安笙被放飞自我的会长二话不说塞了一手,顿时被烫的手指一颤。
手里的这根,比初次见面时似乎还要大,颜色已经涨成了深深地紫色,握在手里的硬度,让安笙觉得就像一个装水装到极致的气球,连捏一下都有立刻爆炸的危险。但很明显,它这种程度如果在不纾解,恐怕说不定以后,就真的一劳永逸,再也不用纾解了。
安笙推着软倒在她身上的人,坐到沙发上,白书闲倒是乖乖的随她动作,只是两手揽着她的腰,怎么都不肯放开,似乎生怕一撒手人就跑了似的。

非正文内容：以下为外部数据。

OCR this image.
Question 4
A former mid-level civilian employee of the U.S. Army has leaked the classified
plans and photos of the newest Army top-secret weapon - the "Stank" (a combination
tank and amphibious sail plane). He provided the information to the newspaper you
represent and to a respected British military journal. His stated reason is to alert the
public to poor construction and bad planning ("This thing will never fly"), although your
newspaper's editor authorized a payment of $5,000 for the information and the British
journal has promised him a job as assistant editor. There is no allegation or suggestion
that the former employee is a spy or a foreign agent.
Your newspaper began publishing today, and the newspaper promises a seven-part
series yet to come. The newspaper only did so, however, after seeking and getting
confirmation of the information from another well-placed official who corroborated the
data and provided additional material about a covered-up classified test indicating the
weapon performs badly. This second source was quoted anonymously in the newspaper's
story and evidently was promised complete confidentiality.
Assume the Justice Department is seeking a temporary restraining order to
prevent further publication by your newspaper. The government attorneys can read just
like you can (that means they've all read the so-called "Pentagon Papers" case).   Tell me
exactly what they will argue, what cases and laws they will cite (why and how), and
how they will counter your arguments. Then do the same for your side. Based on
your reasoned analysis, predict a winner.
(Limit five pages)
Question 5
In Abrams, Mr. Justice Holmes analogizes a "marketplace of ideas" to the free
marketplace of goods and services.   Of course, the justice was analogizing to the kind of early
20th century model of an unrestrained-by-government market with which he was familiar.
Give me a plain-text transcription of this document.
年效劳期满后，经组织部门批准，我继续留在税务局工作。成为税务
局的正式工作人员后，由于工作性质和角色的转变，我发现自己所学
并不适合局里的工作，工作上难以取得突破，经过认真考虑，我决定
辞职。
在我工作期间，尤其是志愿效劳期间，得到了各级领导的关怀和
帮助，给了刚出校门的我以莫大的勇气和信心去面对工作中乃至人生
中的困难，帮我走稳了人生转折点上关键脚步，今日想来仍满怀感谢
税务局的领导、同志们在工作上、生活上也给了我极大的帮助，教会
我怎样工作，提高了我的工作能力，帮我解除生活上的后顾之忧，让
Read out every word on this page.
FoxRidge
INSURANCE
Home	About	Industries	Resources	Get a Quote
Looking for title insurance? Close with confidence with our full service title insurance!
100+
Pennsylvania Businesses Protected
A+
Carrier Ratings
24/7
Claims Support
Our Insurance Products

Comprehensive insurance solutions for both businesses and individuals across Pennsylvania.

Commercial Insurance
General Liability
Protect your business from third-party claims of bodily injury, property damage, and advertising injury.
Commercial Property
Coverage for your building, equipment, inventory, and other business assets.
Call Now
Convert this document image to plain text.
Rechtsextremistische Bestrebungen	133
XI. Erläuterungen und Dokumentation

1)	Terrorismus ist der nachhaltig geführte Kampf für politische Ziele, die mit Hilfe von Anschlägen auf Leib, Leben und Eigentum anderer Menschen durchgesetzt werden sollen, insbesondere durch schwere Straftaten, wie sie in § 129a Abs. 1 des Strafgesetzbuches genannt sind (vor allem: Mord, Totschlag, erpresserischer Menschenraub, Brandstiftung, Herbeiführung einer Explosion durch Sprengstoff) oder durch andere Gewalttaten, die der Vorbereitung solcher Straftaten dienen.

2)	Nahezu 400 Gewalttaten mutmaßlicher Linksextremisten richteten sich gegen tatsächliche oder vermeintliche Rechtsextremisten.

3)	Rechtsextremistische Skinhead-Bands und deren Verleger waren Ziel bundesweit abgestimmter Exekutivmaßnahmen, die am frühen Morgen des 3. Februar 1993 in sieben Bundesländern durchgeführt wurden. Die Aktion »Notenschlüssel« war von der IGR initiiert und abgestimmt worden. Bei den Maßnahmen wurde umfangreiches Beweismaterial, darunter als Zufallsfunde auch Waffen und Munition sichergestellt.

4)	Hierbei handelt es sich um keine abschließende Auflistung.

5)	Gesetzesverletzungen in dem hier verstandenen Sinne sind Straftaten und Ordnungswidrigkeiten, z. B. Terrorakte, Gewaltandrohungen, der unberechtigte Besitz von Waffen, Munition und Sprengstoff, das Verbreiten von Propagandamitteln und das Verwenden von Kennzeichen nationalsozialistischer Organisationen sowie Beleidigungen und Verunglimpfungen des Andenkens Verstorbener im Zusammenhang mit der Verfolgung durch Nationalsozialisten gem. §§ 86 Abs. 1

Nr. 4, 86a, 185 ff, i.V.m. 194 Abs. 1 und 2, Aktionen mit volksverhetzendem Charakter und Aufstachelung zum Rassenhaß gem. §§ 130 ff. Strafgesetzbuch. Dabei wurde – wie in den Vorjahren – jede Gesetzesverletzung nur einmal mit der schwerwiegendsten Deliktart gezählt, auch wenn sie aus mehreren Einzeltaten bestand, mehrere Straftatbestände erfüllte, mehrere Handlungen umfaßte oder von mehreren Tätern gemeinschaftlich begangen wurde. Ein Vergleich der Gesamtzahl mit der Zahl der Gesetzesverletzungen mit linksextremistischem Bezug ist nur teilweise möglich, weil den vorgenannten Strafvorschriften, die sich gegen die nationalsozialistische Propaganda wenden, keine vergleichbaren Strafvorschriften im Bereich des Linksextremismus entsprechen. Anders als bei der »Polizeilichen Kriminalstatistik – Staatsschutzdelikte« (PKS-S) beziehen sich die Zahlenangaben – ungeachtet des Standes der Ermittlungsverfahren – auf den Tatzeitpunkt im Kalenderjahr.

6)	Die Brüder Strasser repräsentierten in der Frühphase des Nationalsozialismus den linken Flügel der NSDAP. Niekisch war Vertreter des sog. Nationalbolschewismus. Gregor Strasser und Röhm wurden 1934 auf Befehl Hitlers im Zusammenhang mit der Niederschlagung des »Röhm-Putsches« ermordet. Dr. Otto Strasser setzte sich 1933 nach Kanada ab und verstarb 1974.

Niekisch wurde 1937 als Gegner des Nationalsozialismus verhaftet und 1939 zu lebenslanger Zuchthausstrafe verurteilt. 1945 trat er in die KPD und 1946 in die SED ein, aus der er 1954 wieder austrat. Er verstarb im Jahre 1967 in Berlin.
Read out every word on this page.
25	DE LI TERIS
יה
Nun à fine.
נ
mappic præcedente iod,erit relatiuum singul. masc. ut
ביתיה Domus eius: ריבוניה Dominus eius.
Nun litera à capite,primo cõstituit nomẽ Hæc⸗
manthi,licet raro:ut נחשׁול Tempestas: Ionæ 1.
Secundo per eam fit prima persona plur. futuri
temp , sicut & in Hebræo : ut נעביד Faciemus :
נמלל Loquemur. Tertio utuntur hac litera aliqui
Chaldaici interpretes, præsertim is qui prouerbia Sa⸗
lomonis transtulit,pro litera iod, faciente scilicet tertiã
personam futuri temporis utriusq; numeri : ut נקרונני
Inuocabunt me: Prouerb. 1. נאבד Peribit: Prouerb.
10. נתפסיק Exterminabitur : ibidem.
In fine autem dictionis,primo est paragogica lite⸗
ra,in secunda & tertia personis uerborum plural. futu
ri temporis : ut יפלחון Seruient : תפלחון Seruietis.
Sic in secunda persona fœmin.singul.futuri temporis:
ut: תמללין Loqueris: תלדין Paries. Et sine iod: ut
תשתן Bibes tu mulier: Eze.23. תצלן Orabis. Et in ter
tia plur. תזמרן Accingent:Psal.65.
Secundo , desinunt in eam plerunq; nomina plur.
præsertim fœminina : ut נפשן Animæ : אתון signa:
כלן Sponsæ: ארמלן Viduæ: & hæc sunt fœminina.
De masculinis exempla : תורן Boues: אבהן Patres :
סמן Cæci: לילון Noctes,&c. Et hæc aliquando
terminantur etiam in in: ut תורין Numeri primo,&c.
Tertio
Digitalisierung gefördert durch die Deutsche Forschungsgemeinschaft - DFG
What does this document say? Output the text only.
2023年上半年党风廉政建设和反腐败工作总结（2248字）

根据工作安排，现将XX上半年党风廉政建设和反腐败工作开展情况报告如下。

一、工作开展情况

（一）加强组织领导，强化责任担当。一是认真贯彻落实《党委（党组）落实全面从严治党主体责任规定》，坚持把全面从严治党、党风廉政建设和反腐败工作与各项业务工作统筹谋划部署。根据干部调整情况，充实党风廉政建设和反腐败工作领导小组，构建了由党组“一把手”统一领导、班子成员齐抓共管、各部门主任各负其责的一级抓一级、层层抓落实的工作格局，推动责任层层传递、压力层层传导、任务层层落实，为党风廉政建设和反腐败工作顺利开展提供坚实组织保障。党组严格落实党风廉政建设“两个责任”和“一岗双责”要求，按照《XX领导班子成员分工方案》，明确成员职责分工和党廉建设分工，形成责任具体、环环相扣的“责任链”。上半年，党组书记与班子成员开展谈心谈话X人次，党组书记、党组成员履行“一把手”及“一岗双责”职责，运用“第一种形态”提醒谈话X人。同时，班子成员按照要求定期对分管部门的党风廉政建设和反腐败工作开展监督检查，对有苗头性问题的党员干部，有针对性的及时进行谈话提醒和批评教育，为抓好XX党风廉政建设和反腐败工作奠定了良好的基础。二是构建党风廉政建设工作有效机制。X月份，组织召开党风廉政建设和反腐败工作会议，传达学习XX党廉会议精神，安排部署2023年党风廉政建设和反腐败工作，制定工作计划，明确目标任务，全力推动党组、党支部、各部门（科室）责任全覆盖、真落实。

白书闲一坐下来,就难耐的在安笙身上蹭了蹭,央求道:“安安,快、摸摸我……”
安笙见他额头的汗珠越来越多,连忙圈住一柱擎天的那根东西,从根部到龟头,轻轻地套弄起来。
外侧柔软的一层紧紧绷起,裹着凸起的青筋和硬挺的海绵体,随着安笙轻缓的抚弄上下滑动,时而堆皱时而绷起,鹅蛋大小的龟头轻轻颤动着,一丝丝晶亮的液体慢慢从小洞里流出,随着安笙的套弄布满了整个肉棒,让她的动作更加方便。
白书闲向后靠在沙发上,只有臀部随着安笙的爱抚,时不时地收缩挺动着。中了药的白会长似乎与一贯的沉默寡言格外不同,居然开始轻喘着呻吟起来:
“嗯啊……好舒服,安安、安安的手好舒服……对,就是那里,摸摸它……唔啊……”
安笙听得耳朵发热,实在是没想到会长带着冰碴的嗓音,叫起床来能这么……
骚?
白书闲的声音是典型的文青音,磁性冷然,清清冽冽又带点书卷气,配上他一丝不苟的白衬衫,向来是校园里的少女杀手。但此刻,这样正经的声音突然沾染了情欲,冰里带火,书生脱衣,连那句尾的轻颤都像带着钩子一样。